Mit den herzlichsten Wünschen zum bevorstehenden Neuen Jahre und
den aller wärmsten persönlichen Grüssen
bin ich
Ihr ganz ergebener
W Ostwald ||
[Beilage]
WILHELM OSTWALD
GROSS-BOTHEN
LANDHAUS ENERGIE
An die Redaktion
Um freundlichen Abdruck der umstehenden „Berichtigung“ bittet ergebenst
W Ostwald ||
Öffentliche Berichtigung
von Wilhelm Ostwald
Durch die ausländische Presse (Temps, Hessagero, Secolo usw) geht die Nachricht, ich hatte anscheinend in amtlichen Auftrage zum Zwecke wirksamer Brandstiftung an feindlichen
Objekten in meinem Laboratorium besondere Rezepte ausgearbeitet, über welche sogar chemische Einzelheiten angedeutet werden. Nun haben mich jüngst gemachte Erfahrungen
belehrt, welche schreckbaren Folgen durch die Unterlassung einer öffentlichen Berichtigung derartiger Tatarennachrichten bewirkt werden können.
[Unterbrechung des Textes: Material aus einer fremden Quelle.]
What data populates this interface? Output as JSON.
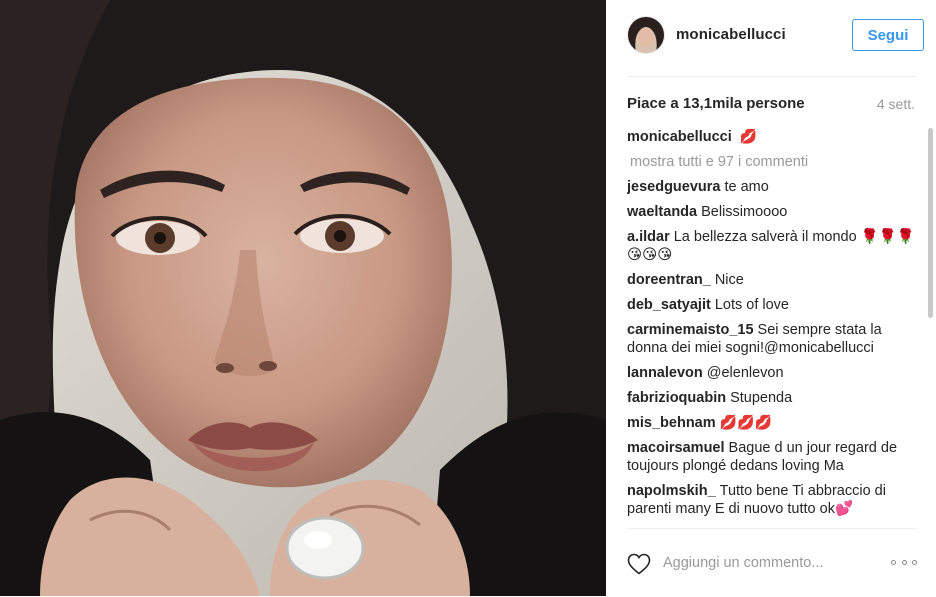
{
  "post": {
    "username": "monicabellucci",
    "follow_label": "Segui",
    "likes_text": "Piace a 13,1mila persone",
    "age": "4 sett.",
    "caption": {
      "user": "monicabellucci",
      "text": "💋"
    },
    "show_all_label": "mostra tutti e 97 i commenti",
    "comments": [
      {
        "user": "jesedguevura",
        "text": "te amo"
      },
      {
        "user": "waeltanda",
        "text": "Belissimoooo"
      },
      {
        "user": "a.ildar",
        "text": "La bellezza salverà il mondo 🌹🌹🌹😘😘😘"
      },
      {
        "user": "doreentran_",
        "text": "Nice"
      },
      {
        "user": "deb_satyajit",
        "text": "Lots of love"
      },
      {
        "user": "carminemaisto_15",
        "text": "Sei sempre stata la donna dei miei sogni!@monicabellucci"
      },
      {
        "user": "lannalevon",
        "text": "@elenlevon"
      },
      {
        "user": "fabrizioquabin",
        "text": "Stupenda"
      },
      {
        "user": "mis_behnam",
        "text": "💋💋💋"
      },
      {
        "user": "macoirsamuel",
        "text": "Bague d un jour regard de toujours plongé dedans loving Ma"
      },
      {
        "user": "napolmskih_",
        "text": "Tutto bene Ti abbraccio di parenti many E di nuovo tutto ok💕"
      }
    ],
    "add_comment_placeholder": "Aggiungi un commento...",
    "icons": {
      "like": "heart-outline-icon",
      "more": "three-dots-icon"
    },
    "colors": {
      "accent": "#3897f0",
      "muted": "#999999",
      "text": "#262626"
    }
  }
}
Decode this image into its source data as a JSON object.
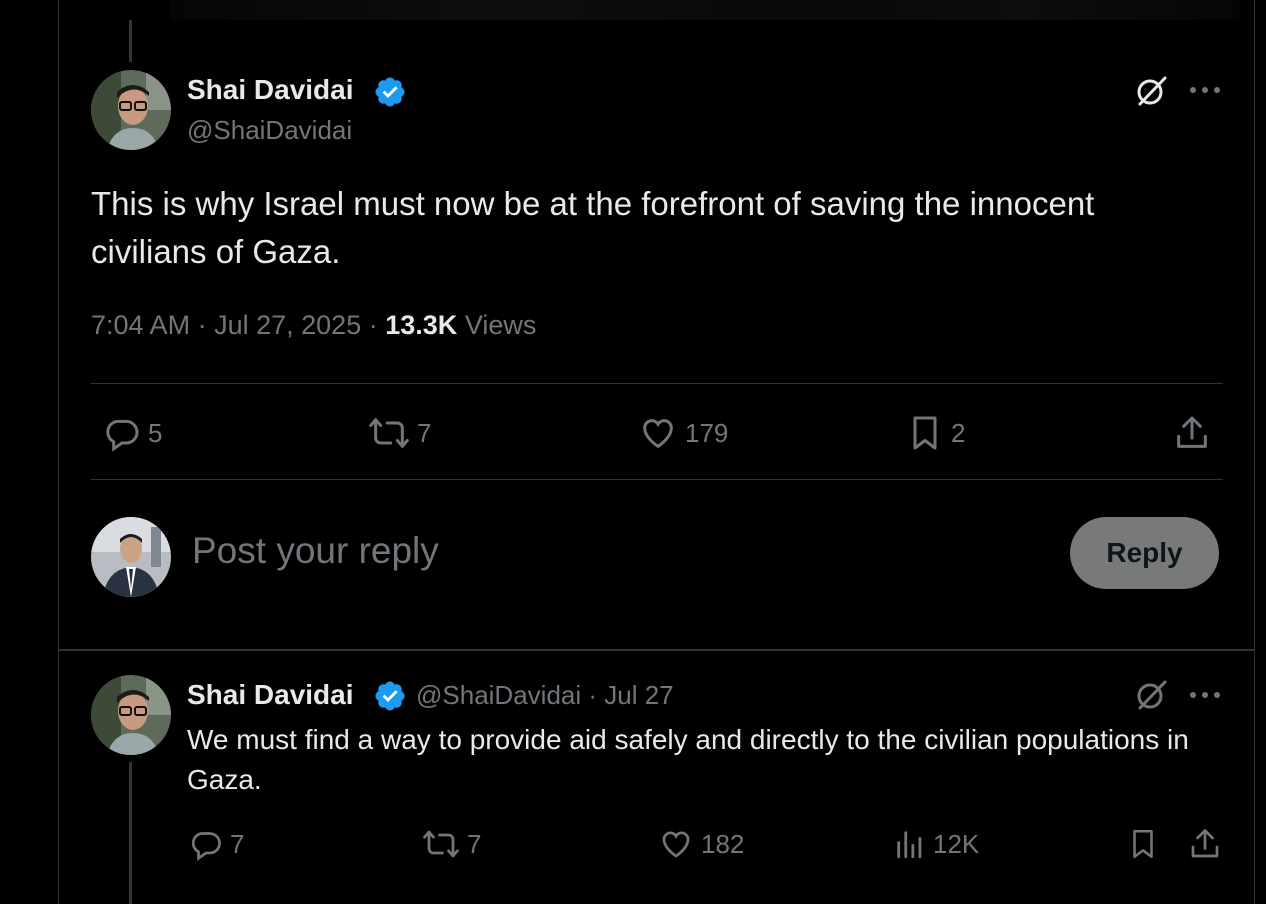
{
  "main_post": {
    "author_name": "Shai Davidai",
    "author_handle": "@ShaiDavidai",
    "text": "This is why Israel must now be at the forefront of saving the innocent civilians of Gaza.",
    "time": "7:04 AM",
    "date": "Jul 27, 2025",
    "separator": "·",
    "views_count": "13.3K",
    "views_label": "Views",
    "replies": "5",
    "reposts": "7",
    "likes": "179",
    "bookmarks": "2"
  },
  "composer": {
    "placeholder": "Post your reply",
    "button_label": "Reply"
  },
  "reply_post": {
    "author_name": "Shai Davidai",
    "author_handle": "@ShaiDavidai",
    "date": "· Jul 27",
    "text": "We must find a way to provide aid safely and directly to the civilian populations in Gaza.",
    "replies": "7",
    "reposts": "7",
    "likes": "182",
    "views": "12K"
  },
  "colors": {
    "background": "#000000",
    "text": "#e7e9ea",
    "muted": "#71767b",
    "verified": "#1d9bf0",
    "divider": "#2f3336"
  },
  "icons": [
    "verified-badge-icon",
    "grok-icon",
    "more-icon",
    "reply-icon",
    "repost-icon",
    "like-icon",
    "bookmark-icon",
    "share-icon",
    "views-icon"
  ]
}
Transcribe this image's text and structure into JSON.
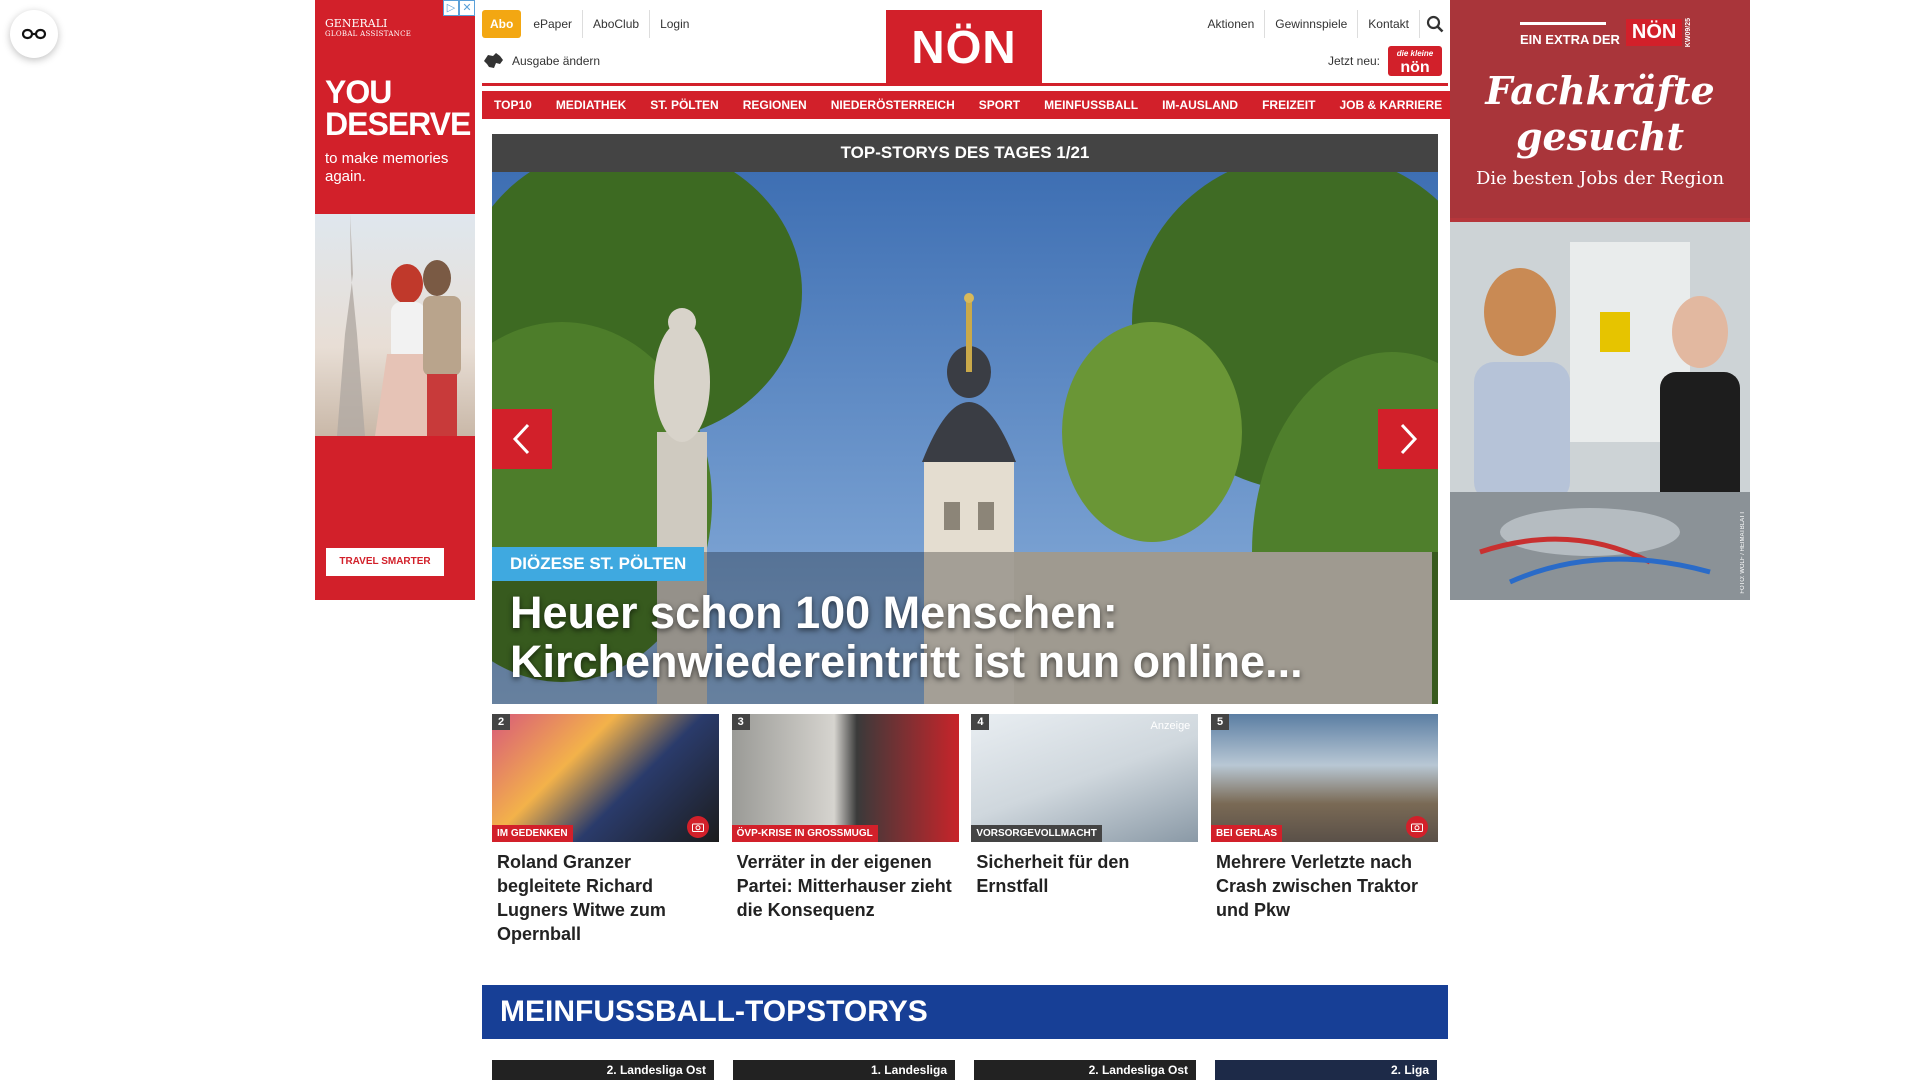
{
  "float_button": {
    "icon": "glasses-icon"
  },
  "ad_left": {
    "brand": "GENERALI",
    "brand_sub": "GLOBAL ASSISTANCE",
    "headline_1": "YOU",
    "headline_2": "DESERVE",
    "sub": "to make memories again.",
    "cta": "TRAVEL SMARTER"
  },
  "ad_right": {
    "extra_label": "EIN EXTRA DER",
    "extra_logo": "NÖN",
    "extra_year": "KW09/25",
    "title_1": "Fachkräfte",
    "title_2": "gesucht",
    "claim": "Die besten Jobs der Region",
    "credit": "FOTO: WOLF / HEIMATBLATT"
  },
  "header": {
    "abo": "Abo",
    "links_left": [
      "ePaper",
      "AboClub",
      "Login"
    ],
    "ausgabe": "Ausgabe ändern",
    "logo": "NÖN",
    "links_right": [
      "Aktionen",
      "Gewinnspiele",
      "Kontakt"
    ],
    "jetzt": "Jetzt neu:",
    "jetzt_badge_top": "die kleine",
    "jetzt_badge": "nön"
  },
  "nav": [
    "TOP10",
    "MEDIATHEK",
    "ST. PÖLTEN",
    "REGIONEN",
    "NIEDERÖSTERREICH",
    "SPORT",
    "MEINFUSSBALL",
    "IM-AUSLAND",
    "FREIZEIT",
    "JOB & KARRIERE"
  ],
  "hero": {
    "title": "TOP-STORYS DES TAGES 1/21",
    "kicker": "DIÖZESE ST. PÖLTEN",
    "headline": "Heuer schon 100 Menschen: Kirchenwiedereintritt ist nun online..."
  },
  "cards": [
    {
      "num": "2",
      "tag": "IM GEDENKEN",
      "title": "Roland Granzer begleitete Richard Lugners Witwe zum Opernball"
    },
    {
      "num": "3",
      "tag": "ÖVP-KRISE IN GROSSMUGL",
      "title": "Verräter in der eigenen Partei: Mitterhauser zieht die Konsequenz"
    },
    {
      "num": "4",
      "tag": "VORSORGEVOLLMACHT",
      "title": "Sicherheit für den Ernstfall",
      "badge": "Anzeige"
    },
    {
      "num": "5",
      "tag": "BEI GERLAS",
      "title": "Mehrere Verletzte nach Crash zwischen Traktor und Pkw"
    }
  ],
  "section": {
    "title": "MEINFUSSBALL-TOPSTORYS",
    "items": [
      "2. Landesliga Ost",
      "1. Landesliga",
      "2. Landesliga Ost",
      "2. Liga"
    ]
  }
}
Um demgemäss mir, bezw. den etwa hierfür in Betracht kommenden Stellen die Verlautbarung einer weiteren öffentlichen Missbilligung zu ersparen, erkläre ich hiermit auf das feierlichste, dass ich die fraglichen Brandstiftungsvorschriften weder ausgearbeitet habe noch auch amtlich zu ihrer Ausarbeitung veranlasst worden bin.